Henning szlochał głośno i starał się opatulić w derkę drugiego chłopca. Nie miał już odwagi spoglądać na Sagę, próbował swoim szalikiem powstrzymać strumień krwi, ale bez powodzenia.
Natomiast alraunę, Henning, weź ty. Ona będzie cię ochraniać. O Boże, dopomóż mi! Myślę, że będziesz jej potrzebował!
Te ostatnie słowa były już ledwo dosłyszalne. Sadze pociemniało w oczach. Ktoś przestraszony pochylał się nad nią. Duchy… One wiedzą, że ja umieram.
Dziecko leżało utulone w wełnianą derkę.
– Mogę jego też zobaczyć? – wyszeptała.
Henning uniósł maleństwo. Serce Sagi skurczyło się z bólu. Raz w życiu widziała Heikego. Ale ten malec był dużo ciężej dotknięty.
– Syneczku mój – szeptała, ledwie mogąc poruszać wargami. – Mój biedny, mały syneczku! Henning, musisz rozwodnić mleko… Podgrzać je trochę…
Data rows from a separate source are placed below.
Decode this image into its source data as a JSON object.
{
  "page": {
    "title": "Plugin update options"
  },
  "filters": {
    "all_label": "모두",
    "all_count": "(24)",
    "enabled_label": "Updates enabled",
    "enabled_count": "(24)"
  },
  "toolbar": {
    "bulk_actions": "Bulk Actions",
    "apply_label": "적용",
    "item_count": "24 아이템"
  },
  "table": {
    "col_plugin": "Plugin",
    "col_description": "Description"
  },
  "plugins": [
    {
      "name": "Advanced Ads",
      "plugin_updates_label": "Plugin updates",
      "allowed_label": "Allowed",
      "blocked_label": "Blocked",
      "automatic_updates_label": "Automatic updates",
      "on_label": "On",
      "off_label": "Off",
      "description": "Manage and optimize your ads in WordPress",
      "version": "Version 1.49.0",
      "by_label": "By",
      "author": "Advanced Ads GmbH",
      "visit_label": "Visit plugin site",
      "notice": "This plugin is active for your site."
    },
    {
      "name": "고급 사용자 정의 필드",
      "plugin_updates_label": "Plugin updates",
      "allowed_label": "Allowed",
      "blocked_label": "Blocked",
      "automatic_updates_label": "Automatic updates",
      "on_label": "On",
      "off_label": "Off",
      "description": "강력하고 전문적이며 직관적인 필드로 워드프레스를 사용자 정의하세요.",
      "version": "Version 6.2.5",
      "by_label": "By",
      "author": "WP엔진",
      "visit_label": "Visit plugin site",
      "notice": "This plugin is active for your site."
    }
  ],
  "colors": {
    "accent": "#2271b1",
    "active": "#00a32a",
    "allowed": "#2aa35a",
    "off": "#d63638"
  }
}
– Saga! Saga! Nie umieraj!
Już nie mogła mu odpowiedzieć.
Pogrążony w bezgranicznej rozpaczy Henning myślał początkowo, że widzi i słyszy rzeczy, które nie mogą być prawdziwe. Że szumi mu w głowie od tego strasznego napięcia i przerażenia.
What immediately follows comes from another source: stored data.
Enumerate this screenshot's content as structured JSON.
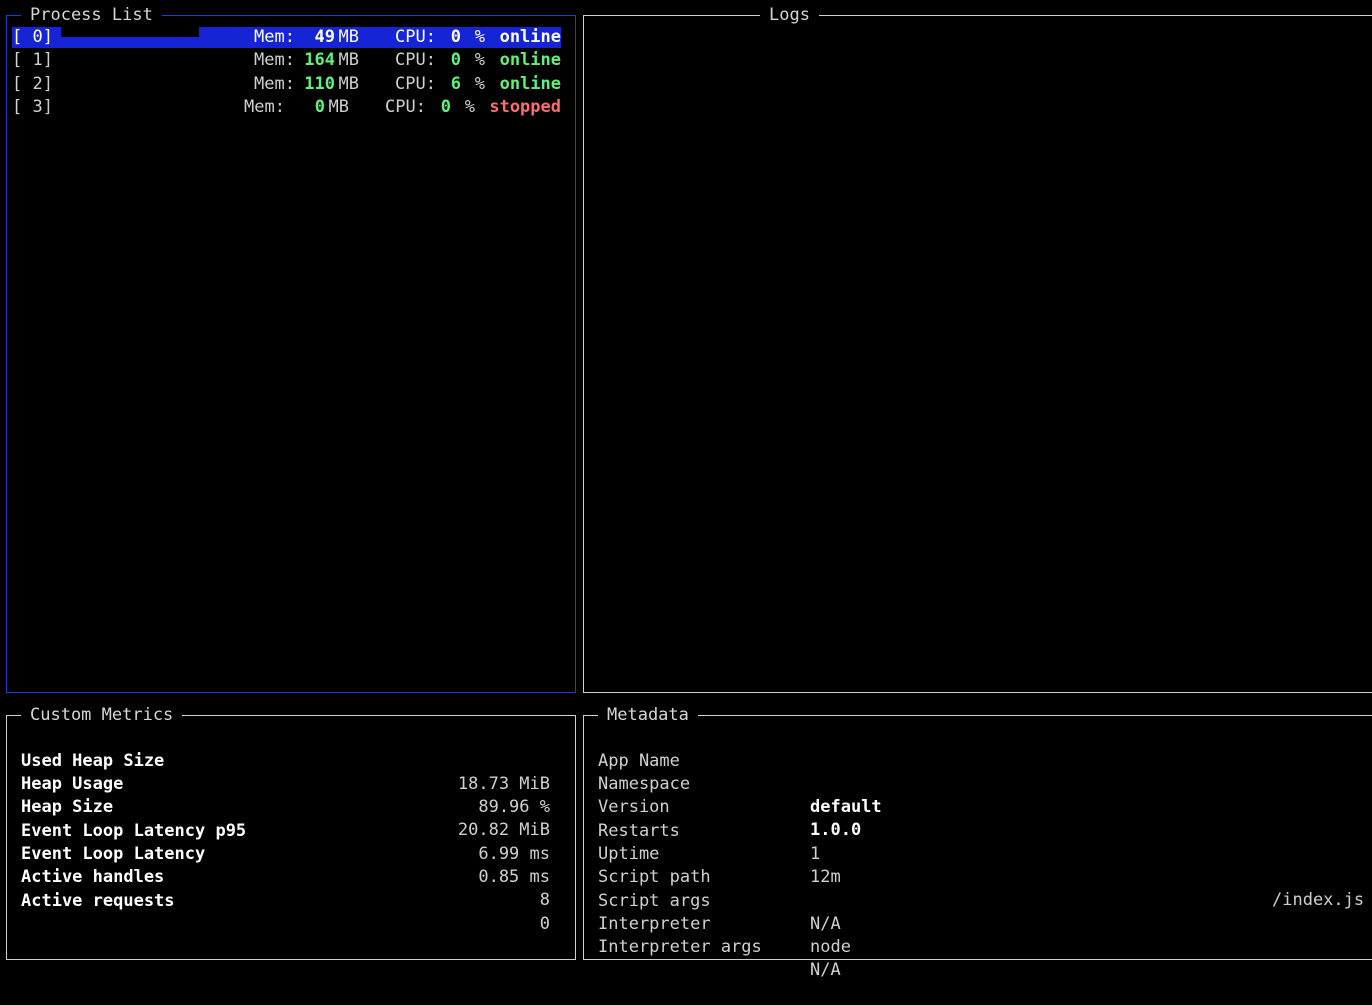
{
  "process_list": {
    "title": "Process List",
    "rows": [
      {
        "id": "[ 0]",
        "name": "",
        "mem_label": "Mem:",
        "mem": "49",
        "mem_unit": "MB",
        "cpu_label": "CPU:",
        "cpu": "0",
        "cpu_unit": "%",
        "status": "online"
      },
      {
        "id": "[ 1]",
        "name": "",
        "mem_label": "Mem:",
        "mem": "164",
        "mem_unit": "MB",
        "cpu_label": "CPU:",
        "cpu": "0",
        "cpu_unit": "%",
        "status": "online"
      },
      {
        "id": "[ 2]",
        "name": "",
        "mem_label": "Mem:",
        "mem": "110",
        "mem_unit": "MB",
        "cpu_label": "CPU:",
        "cpu": "6",
        "cpu_unit": "%",
        "status": "online"
      },
      {
        "id": "[ 3]",
        "name": "",
        "mem_label": "Mem:",
        "mem": "0",
        "mem_unit": "MB",
        "cpu_label": "CPU:",
        "cpu": "0",
        "cpu_unit": "%",
        "status": "stopped"
      }
    ]
  },
  "logs": {
    "title": "Logs"
  },
  "custom_metrics": {
    "title": "Custom Metrics",
    "rows": [
      {
        "name": "Used Heap Size",
        "value": "18.73 MiB"
      },
      {
        "name": "Heap Usage",
        "value": "89.96 %"
      },
      {
        "name": "Heap Size",
        "value": "20.82 MiB"
      },
      {
        "name": "Event Loop Latency p95",
        "value": "6.99 ms"
      },
      {
        "name": "Event Loop Latency",
        "value": "0.85 ms"
      },
      {
        "name": "Active handles",
        "value": "8"
      },
      {
        "name": "Active requests",
        "value": "0"
      }
    ]
  },
  "metadata": {
    "title": "Metadata",
    "rows": [
      {
        "key": "App Name",
        "value": ""
      },
      {
        "key": "Namespace",
        "value": "default"
      },
      {
        "key": "Version",
        "value": "1.0.0"
      },
      {
        "key": "Restarts",
        "value": "1"
      },
      {
        "key": "Uptime",
        "value": "12m"
      },
      {
        "key": "Script path",
        "value": "/index.js"
      },
      {
        "key": "Script args",
        "value": "N/A"
      },
      {
        "key": "Interpreter",
        "value": "node"
      },
      {
        "key": "Interpreter args",
        "value": "N/A"
      }
    ]
  },
  "colors": {
    "selection": "#1525d6",
    "online": "#5ff27a",
    "stopped": "#ff6b6b",
    "focused_border": "#1a3fd6"
  }
}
Ale dźwięk się nasilał… I czyż las nie rozjaśnił się jakimś niezwykłym światłem? Migotliwą, błękitną poświatą, której przedtem nie było? I ten dźwięk. Przypominający ciężkie uderzenia skrzydeł jakichś ptaków, które nie mogą istnieć, bo musiałyby być ogromne.
Chłopiec drgnął. Ktoś chodził po lesie. Teraz zatrzymał się niedaleko nich, wśród sosen. Dwie ciemne sylwetki otoczone tym wspaniałym błękitnym blaskiem.
Szum skrzydeł ustał.
Chłopiec stał i patrzył. Nie wydobył z siebie ani słowa, i nie był w stanie się poruszyć.
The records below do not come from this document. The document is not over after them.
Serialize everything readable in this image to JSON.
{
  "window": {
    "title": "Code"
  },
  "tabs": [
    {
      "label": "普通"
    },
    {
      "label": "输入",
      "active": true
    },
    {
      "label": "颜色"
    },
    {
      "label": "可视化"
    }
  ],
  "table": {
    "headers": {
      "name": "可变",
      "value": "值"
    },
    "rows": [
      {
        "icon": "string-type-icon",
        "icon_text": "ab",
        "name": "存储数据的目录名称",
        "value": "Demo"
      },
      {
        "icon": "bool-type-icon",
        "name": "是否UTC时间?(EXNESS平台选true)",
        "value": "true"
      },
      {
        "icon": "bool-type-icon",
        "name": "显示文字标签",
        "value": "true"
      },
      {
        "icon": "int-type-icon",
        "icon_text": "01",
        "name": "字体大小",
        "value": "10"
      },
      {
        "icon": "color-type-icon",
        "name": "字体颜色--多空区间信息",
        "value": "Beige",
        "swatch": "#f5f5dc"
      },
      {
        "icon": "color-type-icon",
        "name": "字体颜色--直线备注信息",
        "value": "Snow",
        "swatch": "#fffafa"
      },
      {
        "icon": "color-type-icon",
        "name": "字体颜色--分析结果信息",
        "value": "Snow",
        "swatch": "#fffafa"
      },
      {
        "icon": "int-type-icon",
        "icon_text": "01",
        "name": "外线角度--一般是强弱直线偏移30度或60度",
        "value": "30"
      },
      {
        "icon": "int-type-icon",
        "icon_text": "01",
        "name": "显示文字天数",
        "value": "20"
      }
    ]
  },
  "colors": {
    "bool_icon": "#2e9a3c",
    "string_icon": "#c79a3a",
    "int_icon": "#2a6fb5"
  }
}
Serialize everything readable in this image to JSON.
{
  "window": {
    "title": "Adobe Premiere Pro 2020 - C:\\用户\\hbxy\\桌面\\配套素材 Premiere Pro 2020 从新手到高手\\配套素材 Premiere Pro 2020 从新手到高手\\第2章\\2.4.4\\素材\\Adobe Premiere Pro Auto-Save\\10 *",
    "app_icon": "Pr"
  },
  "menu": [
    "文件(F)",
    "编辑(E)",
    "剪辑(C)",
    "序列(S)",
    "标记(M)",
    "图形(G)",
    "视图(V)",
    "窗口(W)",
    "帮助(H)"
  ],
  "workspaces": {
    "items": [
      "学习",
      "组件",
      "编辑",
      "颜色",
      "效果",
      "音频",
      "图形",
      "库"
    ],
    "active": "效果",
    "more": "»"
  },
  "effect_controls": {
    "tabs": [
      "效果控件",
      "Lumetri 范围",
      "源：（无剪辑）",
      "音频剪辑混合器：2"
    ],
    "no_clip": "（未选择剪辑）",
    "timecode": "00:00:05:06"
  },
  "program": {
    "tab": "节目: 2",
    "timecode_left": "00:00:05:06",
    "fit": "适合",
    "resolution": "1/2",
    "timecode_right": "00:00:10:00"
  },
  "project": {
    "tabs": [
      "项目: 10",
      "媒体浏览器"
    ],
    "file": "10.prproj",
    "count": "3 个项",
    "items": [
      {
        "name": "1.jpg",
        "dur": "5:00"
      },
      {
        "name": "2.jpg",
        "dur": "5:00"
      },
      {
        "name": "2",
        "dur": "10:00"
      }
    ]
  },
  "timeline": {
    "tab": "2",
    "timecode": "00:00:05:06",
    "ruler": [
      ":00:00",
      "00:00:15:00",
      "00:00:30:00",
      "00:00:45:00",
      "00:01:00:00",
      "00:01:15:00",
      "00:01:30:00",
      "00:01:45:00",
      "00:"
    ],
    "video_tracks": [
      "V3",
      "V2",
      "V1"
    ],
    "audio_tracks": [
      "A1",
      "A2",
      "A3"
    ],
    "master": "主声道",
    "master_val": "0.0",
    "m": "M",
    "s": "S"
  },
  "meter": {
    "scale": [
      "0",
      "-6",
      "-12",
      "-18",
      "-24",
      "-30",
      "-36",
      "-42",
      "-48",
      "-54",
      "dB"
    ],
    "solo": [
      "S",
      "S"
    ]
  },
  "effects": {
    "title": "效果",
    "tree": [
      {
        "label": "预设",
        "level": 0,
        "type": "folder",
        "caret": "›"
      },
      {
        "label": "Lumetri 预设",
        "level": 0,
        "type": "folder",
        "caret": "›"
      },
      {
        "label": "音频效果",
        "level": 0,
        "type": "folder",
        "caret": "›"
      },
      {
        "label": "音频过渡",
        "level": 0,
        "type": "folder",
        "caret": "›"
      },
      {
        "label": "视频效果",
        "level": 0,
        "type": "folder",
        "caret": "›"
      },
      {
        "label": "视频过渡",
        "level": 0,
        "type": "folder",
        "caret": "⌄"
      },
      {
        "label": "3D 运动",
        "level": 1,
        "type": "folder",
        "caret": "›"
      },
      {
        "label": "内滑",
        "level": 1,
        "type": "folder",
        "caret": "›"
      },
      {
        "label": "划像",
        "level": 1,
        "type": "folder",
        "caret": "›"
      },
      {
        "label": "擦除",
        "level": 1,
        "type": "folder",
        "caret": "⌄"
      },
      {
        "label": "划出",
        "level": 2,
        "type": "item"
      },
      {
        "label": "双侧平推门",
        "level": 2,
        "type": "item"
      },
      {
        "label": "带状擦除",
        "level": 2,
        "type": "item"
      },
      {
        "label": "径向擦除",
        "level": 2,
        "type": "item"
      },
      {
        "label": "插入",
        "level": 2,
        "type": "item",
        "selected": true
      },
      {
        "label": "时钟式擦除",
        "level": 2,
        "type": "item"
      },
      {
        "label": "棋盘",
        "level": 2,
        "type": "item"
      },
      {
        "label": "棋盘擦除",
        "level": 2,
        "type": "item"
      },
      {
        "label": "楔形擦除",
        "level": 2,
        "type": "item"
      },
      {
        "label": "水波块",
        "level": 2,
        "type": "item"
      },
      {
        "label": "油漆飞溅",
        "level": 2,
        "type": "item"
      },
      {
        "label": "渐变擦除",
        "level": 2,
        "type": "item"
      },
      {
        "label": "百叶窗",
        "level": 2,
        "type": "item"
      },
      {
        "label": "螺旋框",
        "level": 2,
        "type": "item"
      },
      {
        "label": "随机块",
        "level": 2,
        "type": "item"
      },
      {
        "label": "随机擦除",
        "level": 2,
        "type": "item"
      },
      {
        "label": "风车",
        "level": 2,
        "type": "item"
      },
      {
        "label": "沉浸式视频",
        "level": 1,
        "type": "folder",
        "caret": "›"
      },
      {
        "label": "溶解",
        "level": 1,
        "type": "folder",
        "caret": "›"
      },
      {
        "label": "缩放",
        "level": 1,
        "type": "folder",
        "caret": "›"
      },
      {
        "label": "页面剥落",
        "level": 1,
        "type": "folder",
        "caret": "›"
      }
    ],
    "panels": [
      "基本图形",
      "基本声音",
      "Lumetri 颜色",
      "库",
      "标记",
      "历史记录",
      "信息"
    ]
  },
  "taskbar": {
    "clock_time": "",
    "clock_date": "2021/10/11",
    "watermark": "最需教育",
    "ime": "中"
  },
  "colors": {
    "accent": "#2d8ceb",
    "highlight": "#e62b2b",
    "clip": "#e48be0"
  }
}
Nieznajomi podeszli bliżej. Anioły? Czarne anioły!
– Czy ona umarła? – zapytał cicho.
Bo czasami aniołowie zabierają do nieba dobrych ludzi po śmierci, tak jest napisane w Biblii. A czy był na świecie ktoś lepszy niż Saga?
Ale czy anioły nie powinny być białe?
– Nie, nie umarła – odpowiedział z uśmiechem jeden z przybyłych. – Ale umarłaby, gdybyśmy jej nie zabrali ze sobą. Nasz pan wysłał nas tutaj, byśmy przynieśli mu tę, którą wybrał. A zatem ona musi cię teraz opuścić, Henningu z Ludzi Lodu. Ale będzie bardzo szczęśliwa, pamiętaj o tym!
Saga otworzyła oczy.
– Więc on nie jest sam w otchłani – szepnęła. – A kim wy jesteście? Dżinnami?
– Możesz nas tak nazywać – uśmiechali się. – Trzeba ci wiedzieć, że liczny orszak towarzyszył naszemu władcy, Lucyferowi, kiedy opuszczał niebo. On ciebie oczekuje.